The Plantin Polyglot Bible, produced by the Plantin Printing workshop in Antwerp almost 450 years ago for King Philip II, is a monument of biblical scholarship. On 11 July, a copy will be auctioned by Christie's - London.
But before it is being auctioned, this monumental masterpiece will be on public view for two days (21 and 22 June 2018) at the very place it originated from, near the presses that printed it: the Plantin Museum (read more about the museum in this article from The Low Countries yearbook).
Also known as the Biblia Regia, this is considered one of the greatest achievements of the Plantin printing press. Printed in five languages (Hebrew, Greek, Syrian, Aramaic and Latin), this polyglot Bible features beautiful and exotic types and exemplifies an epitome of typographical design.
King Philip II of Spain had originally commissioned 13 copies on vellum for his personal use, and only 11 of these sets survive today.
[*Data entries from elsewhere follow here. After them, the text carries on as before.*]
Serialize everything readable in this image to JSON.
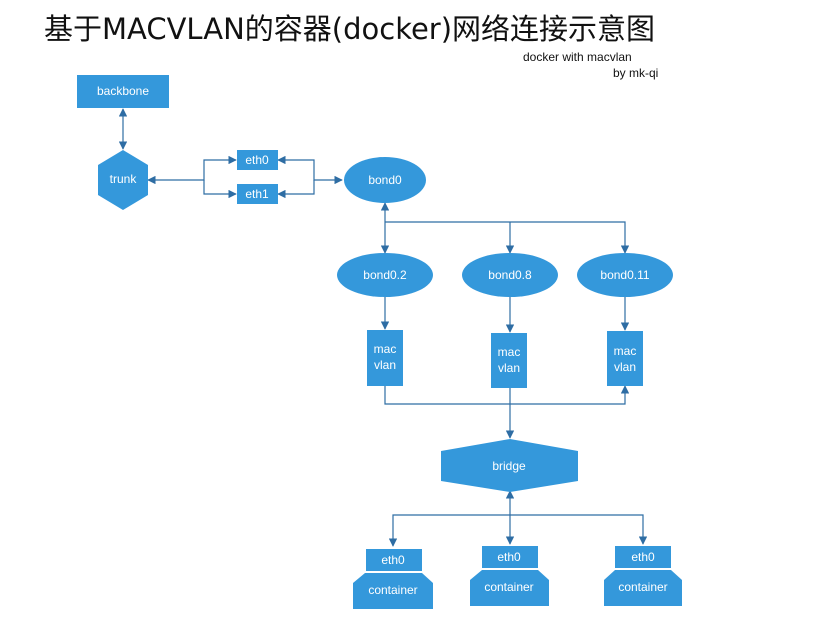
{
  "title": "基于MACVLAN的容器(docker)网络连接示意图",
  "subtitle_line1": "docker with macvlan",
  "subtitle_line2": "by mk-qi",
  "colors": {
    "node_fill": "#3498db",
    "line": "#2e6da4",
    "text": "#ffffff"
  },
  "nodes": {
    "backbone": "backbone",
    "trunk": "trunk",
    "eth0": "eth0",
    "eth1": "eth1",
    "bond0": "bond0",
    "bond0_2": "bond0.2",
    "bond0_8": "bond0.8",
    "bond0_11": "bond0.11",
    "macvlan_line1": "mac",
    "macvlan_line2": "vlan",
    "bridge": "bridge",
    "container_eth": "eth0",
    "container": "container"
  }
}
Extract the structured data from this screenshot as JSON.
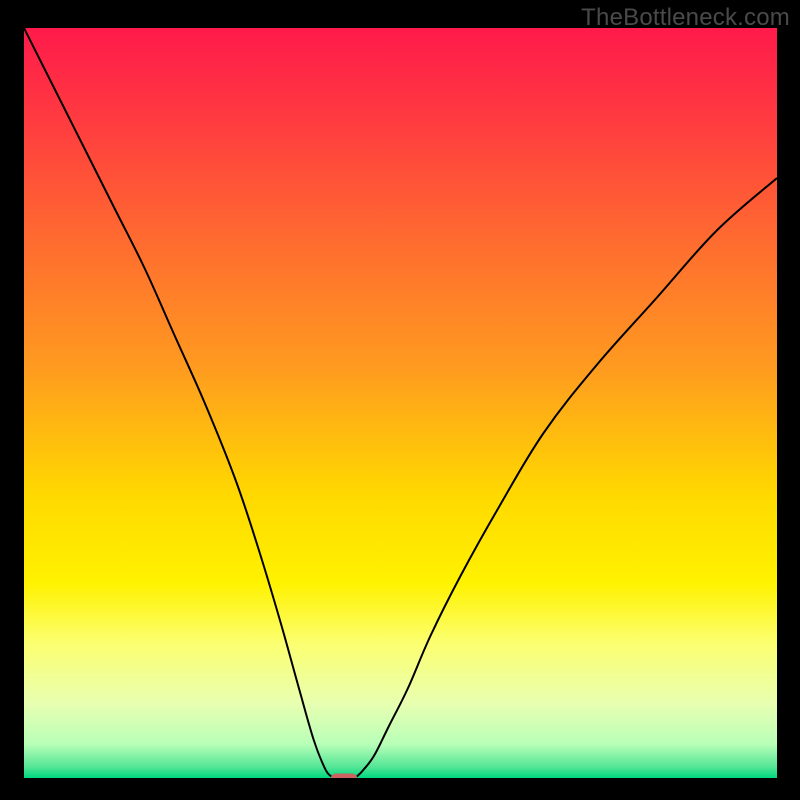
{
  "watermark": "TheBottleneck.com",
  "chart_data": {
    "type": "line",
    "title": "",
    "xlabel": "",
    "ylabel": "",
    "xlim": [
      0,
      100
    ],
    "ylim": [
      0,
      100
    ],
    "background": {
      "type": "vertical-gradient",
      "stops": [
        {
          "offset": 0.0,
          "color": "#ff1a4b"
        },
        {
          "offset": 0.12,
          "color": "#ff3a40"
        },
        {
          "offset": 0.28,
          "color": "#ff6a30"
        },
        {
          "offset": 0.45,
          "color": "#ff9a20"
        },
        {
          "offset": 0.62,
          "color": "#ffd800"
        },
        {
          "offset": 0.74,
          "color": "#fff200"
        },
        {
          "offset": 0.82,
          "color": "#fcff70"
        },
        {
          "offset": 0.9,
          "color": "#e8ffb0"
        },
        {
          "offset": 0.955,
          "color": "#b8ffb8"
        },
        {
          "offset": 0.985,
          "color": "#55e696"
        },
        {
          "offset": 1.0,
          "color": "#00d880"
        }
      ]
    },
    "curve": {
      "left_branch": {
        "x": [
          0,
          4,
          8,
          12,
          16,
          20,
          24,
          28,
          31,
          34,
          36.5,
          38.5,
          40.0,
          40.8
        ],
        "y": [
          100,
          92,
          84,
          76,
          68,
          59,
          50,
          40,
          31,
          21,
          12,
          5,
          1.2,
          0.2
        ]
      },
      "right_branch": {
        "x": [
          44.2,
          45,
          46.5,
          48.5,
          51,
          54,
          58,
          63,
          69,
          76,
          84,
          92,
          100
        ],
        "y": [
          0.2,
          1.0,
          3,
          7,
          12,
          19,
          27,
          36,
          46,
          55,
          64,
          73,
          80
        ]
      }
    },
    "marker": {
      "shape": "rounded-rect",
      "center_x": 42.5,
      "center_y": 0.0,
      "width": 3.4,
      "height": 1.2,
      "fill": "#cc6161",
      "stroke": "none"
    }
  }
}
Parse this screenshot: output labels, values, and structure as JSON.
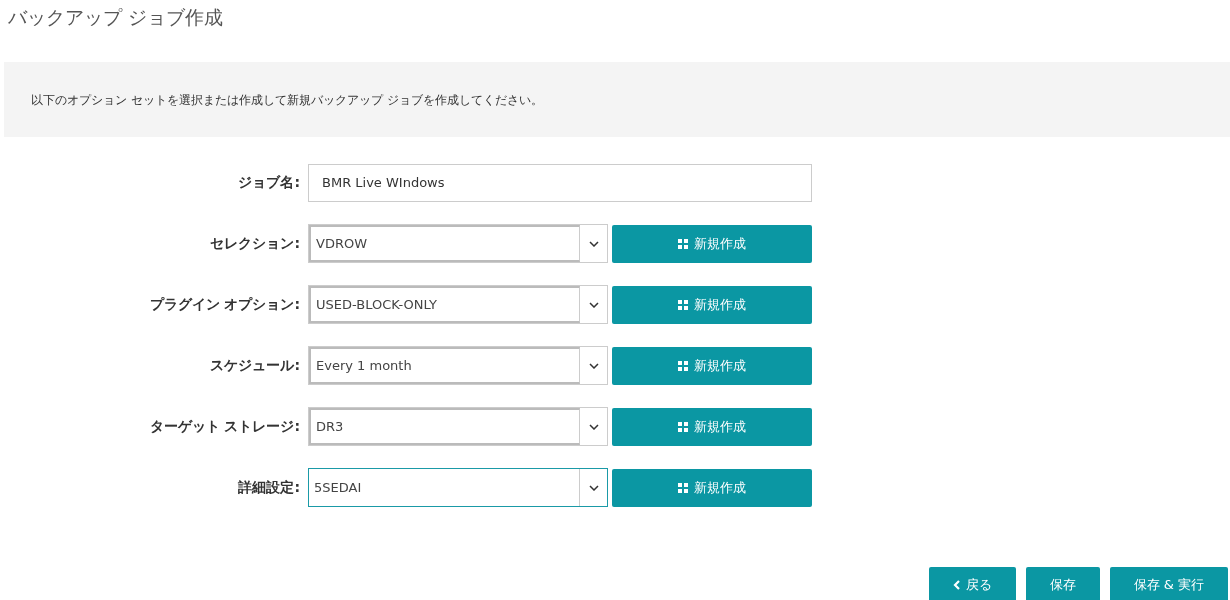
{
  "title": "バックアップ ジョブ作成",
  "instruction": "以下のオプション セットを選択または作成して新規バックアップ ジョブを作成してください。",
  "job_name": {
    "label": "ジョブ名:",
    "value": "BMR Live WIndows"
  },
  "options": [
    {
      "label": "セレクション:",
      "value": "VDROW",
      "focused": false,
      "button": "新規作成"
    },
    {
      "label": "プラグイン オプション:",
      "value": "USED-BLOCK-ONLY",
      "focused": false,
      "button": "新規作成"
    },
    {
      "label": "スケジュール:",
      "value": "Every 1 month",
      "focused": false,
      "button": "新規作成"
    },
    {
      "label": "ターゲット ストレージ:",
      "value": "DR3",
      "focused": false,
      "button": "新規作成"
    },
    {
      "label": "詳細設定:",
      "value": "5SEDAI",
      "focused": true,
      "button": "新規作成"
    }
  ],
  "actions": [
    {
      "kind": "back",
      "label": "戻る"
    },
    {
      "kind": "plain",
      "label": "保存"
    },
    {
      "kind": "plain",
      "label": "保存 & 実行"
    }
  ]
}
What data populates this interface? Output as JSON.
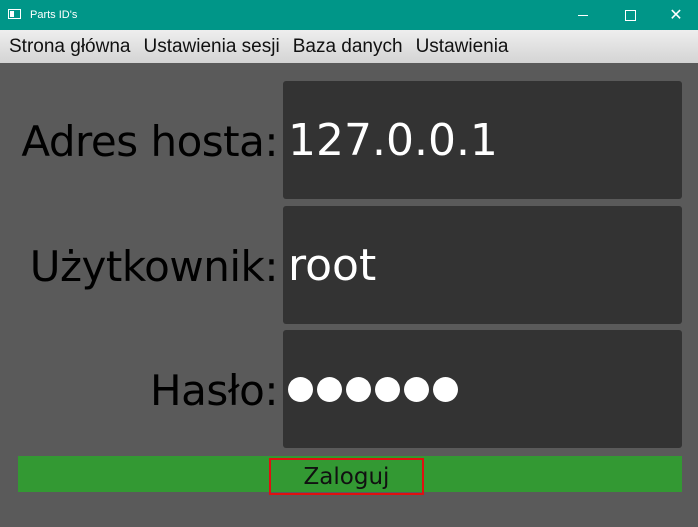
{
  "window": {
    "title": "Parts ID's",
    "icon": "window-icon",
    "controls": {
      "minimize": "minimize-icon",
      "maximize": "maximize-icon",
      "close": "✕"
    }
  },
  "menu": {
    "items": [
      {
        "label": "Strona główna"
      },
      {
        "label": "Ustawienia sesji"
      },
      {
        "label": "Baza danych"
      },
      {
        "label": "Ustawienia"
      }
    ]
  },
  "form": {
    "host": {
      "label": "Adres hosta:",
      "value": "127.0.0.1"
    },
    "user": {
      "label": "Użytkownik:",
      "value": "root"
    },
    "password": {
      "label": "Hasło:",
      "masked_length": 6
    },
    "login_button": {
      "label": "Zaloguj"
    }
  },
  "colors": {
    "titlebar": "#009688",
    "background": "#5a5a5a",
    "field": "#333333",
    "login": "#339933",
    "highlight": "#e01010"
  }
}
Sent to him by Plantin in 1572, it remained in royal ownership until c.1788 when Charles III gave it to his son, which then followed on by descent to the present owner. This is the only copy in private hands as all other copies are owned by institutions. Seven are located in Spain, while the others reside in London, Turin and the Vatican.
Prince William of Orange donated a copy of the Biblia Regia as the first book to the Leiden University Library. It was considered to be the “fundamentum locans futurae aliquando bibliothecae”, the decisive foundation for the future library.